Summit Therapeutics PLC 

Risk-Adjusted Performance

4 of 100

 
Weak
 
Strong
Insignificant
Compared to the overall equity markets, risk-adjusted returns on investments in Summit Therapeutics PLC are ranked lower than 4 (%) of all global equities and portfolios over the last 90 days. In spite of comparatively weak primary indicators, Summit Therapeutics unveiled solid returns over the last few months and may actually be approaching a breakup point.
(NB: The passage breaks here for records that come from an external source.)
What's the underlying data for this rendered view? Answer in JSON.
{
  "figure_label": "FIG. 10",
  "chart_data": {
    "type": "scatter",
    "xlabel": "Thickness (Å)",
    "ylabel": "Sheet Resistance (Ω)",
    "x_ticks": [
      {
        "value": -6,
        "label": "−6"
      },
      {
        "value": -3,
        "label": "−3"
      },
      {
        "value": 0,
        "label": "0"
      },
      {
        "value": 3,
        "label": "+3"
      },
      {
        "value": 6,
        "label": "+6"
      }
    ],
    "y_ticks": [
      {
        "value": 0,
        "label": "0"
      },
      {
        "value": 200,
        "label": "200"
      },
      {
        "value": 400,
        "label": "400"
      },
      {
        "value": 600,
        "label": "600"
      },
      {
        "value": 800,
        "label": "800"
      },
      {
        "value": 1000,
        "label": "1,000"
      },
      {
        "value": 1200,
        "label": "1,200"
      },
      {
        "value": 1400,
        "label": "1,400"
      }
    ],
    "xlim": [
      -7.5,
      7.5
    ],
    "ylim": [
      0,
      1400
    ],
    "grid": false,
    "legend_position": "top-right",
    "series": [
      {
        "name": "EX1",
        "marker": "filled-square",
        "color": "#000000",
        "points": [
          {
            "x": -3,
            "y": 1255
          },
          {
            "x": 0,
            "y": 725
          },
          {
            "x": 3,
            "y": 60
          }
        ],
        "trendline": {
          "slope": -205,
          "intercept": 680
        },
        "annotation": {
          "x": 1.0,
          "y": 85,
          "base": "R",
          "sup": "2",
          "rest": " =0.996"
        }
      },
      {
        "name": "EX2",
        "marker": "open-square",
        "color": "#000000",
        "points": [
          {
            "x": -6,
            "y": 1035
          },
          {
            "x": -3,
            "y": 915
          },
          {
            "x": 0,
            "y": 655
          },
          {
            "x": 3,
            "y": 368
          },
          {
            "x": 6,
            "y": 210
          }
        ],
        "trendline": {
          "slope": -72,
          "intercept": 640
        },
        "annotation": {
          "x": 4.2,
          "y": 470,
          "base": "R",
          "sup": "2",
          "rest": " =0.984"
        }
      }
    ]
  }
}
Cardinal Health and Summit Therapeutics Volatility Contrast

   Predicted Return Density   
       Returns  

Pair Trading with Cardinal Health and Summit Therapeutics

The main advantage of trading using opposite Cardinal Health and Summit Therapeutics positions is that it hedges away some unsystematic risk. Because of two separate transactions, even if Cardinal Health position performs unexpectedly, Summit Therapeutics can make up some of the losses. Pair trading also minimizes risk from directional movements in the market. For example, if an entire industry or sector drops because of unexpected headlines, the short position in Summit Therapeutics will offset losses from the drop in Summit Therapeutics' long position.
The idea behind Cardinal Health and Summit Therapeutics PLC pairs trading is to make the combined position market-neutral, meaning the overall market's direction will not affect its win or loss (or potential downside or upside). This can be achieved by designing a pairs trade with two highly correlated stocks or equities that operate in a similar space or sector, making it possible to obtain profits through simple and relatively low-risk investment.
Check out your portfolio center.
Note that this page's information should be used as a complementary analysis to find the right mix of equity instruments to add to your existing portfolios or create a brand new portfolio. You can also try the Global Markets Map module to get a quick overview of global market snapshot using zoomable world map. Drill down to check world indexes.